Ce soir (ou jamais !) est, sans aucun doute, l’une des émissions phares de France Télévisions. Animée par Frédéric Taddeï depuis sa première diffusion, en septembre 2006, elle est regardée par quelque 800 000 téléspectateurs du lundi au jeudi, en direct et en public, en présence d’invités souvent triés sur le volet. Une formule gagnante pour la chaîne publique, qui ne doit ce succès qu’à MFP, société de production de l’émission, filiale à 100 % de France Télévisions, et son équipe.
Mais, depuis quelque temps, il y aurait du grabuge dans les coulisses de cette société. C’est ce que soutient une employée de MFP jusqu’en février dernier, qui a déposé plainte en mars auprès de la HALDE pour discrimination en état de grossesse à la suite du non-renouvellement de son contrat.
Une ascension fulgurante
Un nom qui n’est pas connu du grand public mais que les chaînes de TV et les sociétés de production connaissent très bien. Son CV est long comme le bras. À son actif, elle comptabilise plus de 9 000 émissions de télévision à raison d’un travail de six jours sur sept en tant que responsable du public et animatrice de conférences.
Pour en arriver à ce résultat, elle a dû travailler d’arrache-pied…Elle confie à Saphirnews s’être trouvée « dans une situation particulièrement difficile. Les choses se disaient verbalement et directement. On ne louait pas d’appartement et le refus de travail était assez récurrent ».

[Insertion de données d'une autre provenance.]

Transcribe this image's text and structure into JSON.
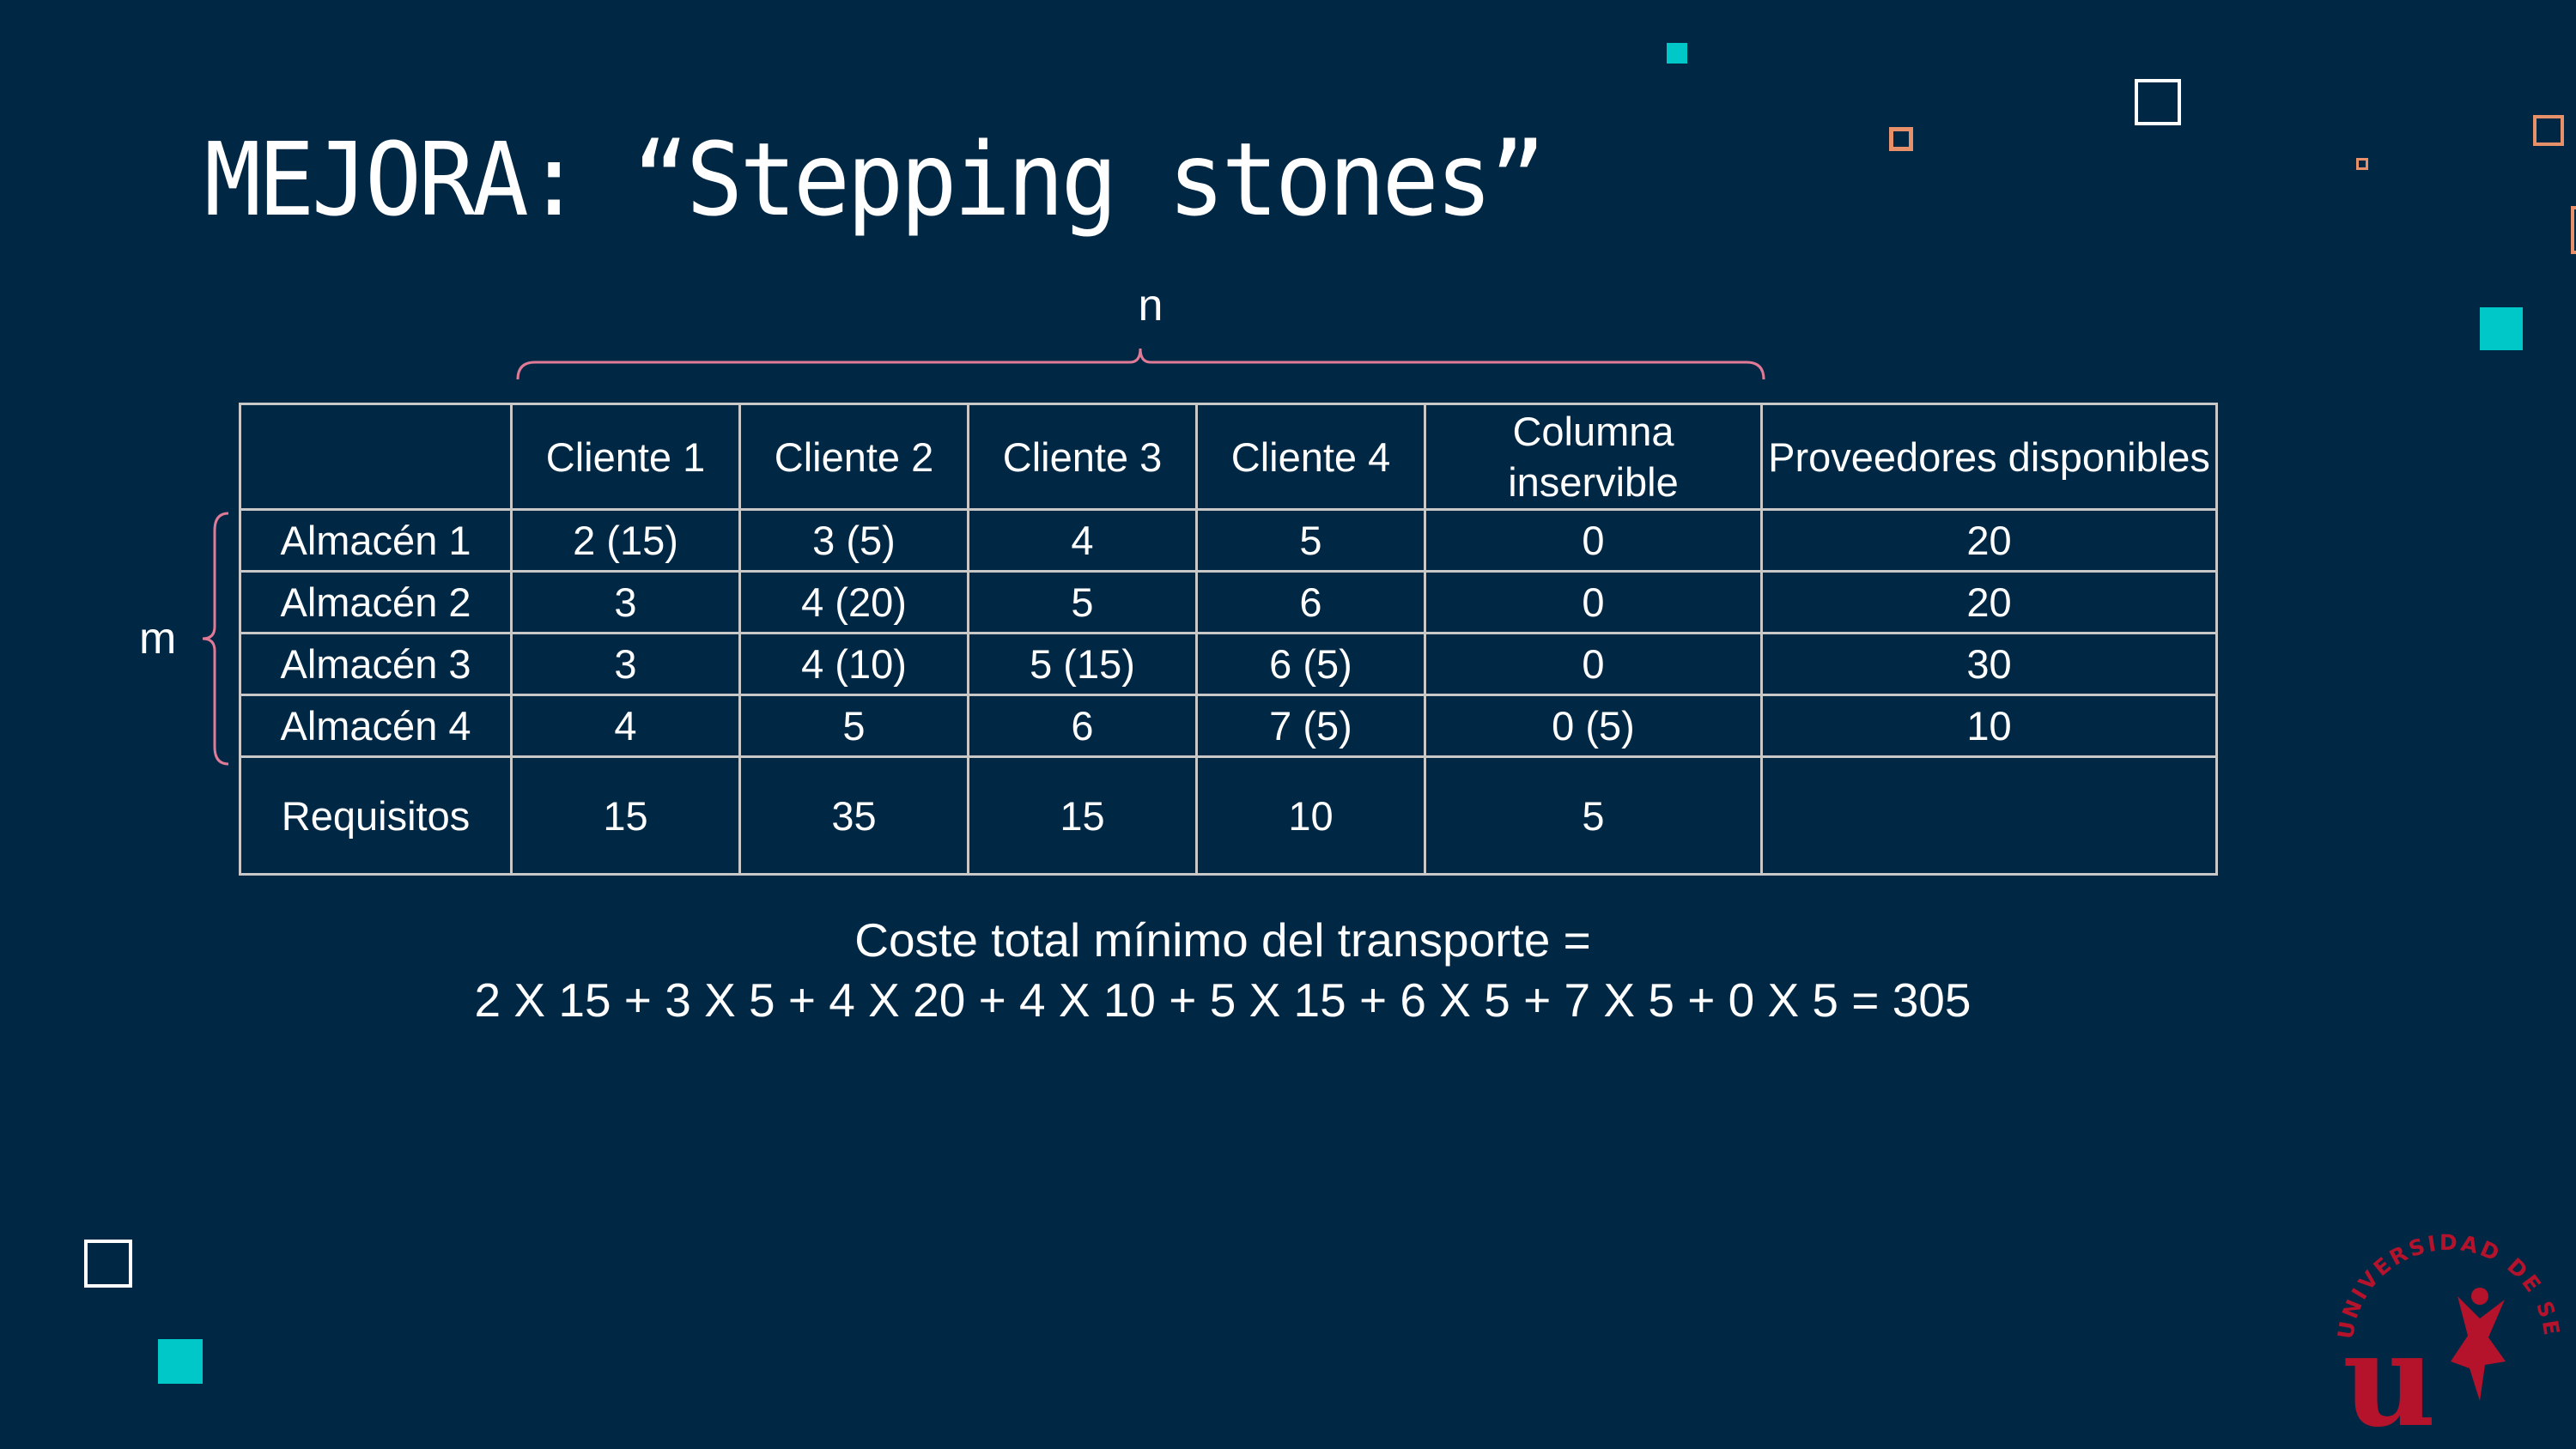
{
  "slide": {
    "title": "MEJORA: “Stepping stones”",
    "label_n": "n",
    "label_m": "m"
  },
  "table": {
    "headers": [
      "",
      "Cliente 1",
      "Cliente 2",
      "Cliente 3",
      "Cliente 4",
      "Columna inservible",
      "Proveedores disponibles"
    ],
    "rows": [
      [
        "Almacén 1",
        "2 (15)",
        "3 (5)",
        "4",
        "5",
        "0",
        "20"
      ],
      [
        "Almacén 2",
        "3",
        "4 (20)",
        "5",
        "6",
        "0",
        "20"
      ],
      [
        "Almacén 3",
        "3",
        "4 (10)",
        "5 (15)",
        "6 (5)",
        "0",
        "30"
      ],
      [
        "Almacén 4",
        "4",
        "5",
        "6",
        "7 (5)",
        "0 (5)",
        "10"
      ],
      [
        "Requisitos",
        "15",
        "35",
        "15",
        "10",
        "5",
        ""
      ]
    ]
  },
  "cost": {
    "line1": "Coste total mínimo del transporte =",
    "line2": "2 X 15 + 3 X 5 + 4 X 20 + 4 X 10 + 5 X 15 + 6 X 5 + 7 X 5 + 0 X 5 = 305"
  },
  "logo": {
    "text": "UNIVERSIDAD DE SEVILLA",
    "letter": "u"
  },
  "colors": {
    "background": "#002845",
    "teal": "#00c8c8",
    "orange": "#e8906a",
    "brace": "#e07a96",
    "logo_red": "#b5132b"
  }
}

Sa décision fut prise : à l’obtention de la nationalité française, elle garde son prénom d’origine mais prend aussi un second prénom français, nettement plus passe-partout dans ses CV. Depuis, « ma vie a changé du tout au tout. J’ai pu louer un appartement, tout était beaucoup plus facile », notamment dans le monde du travail.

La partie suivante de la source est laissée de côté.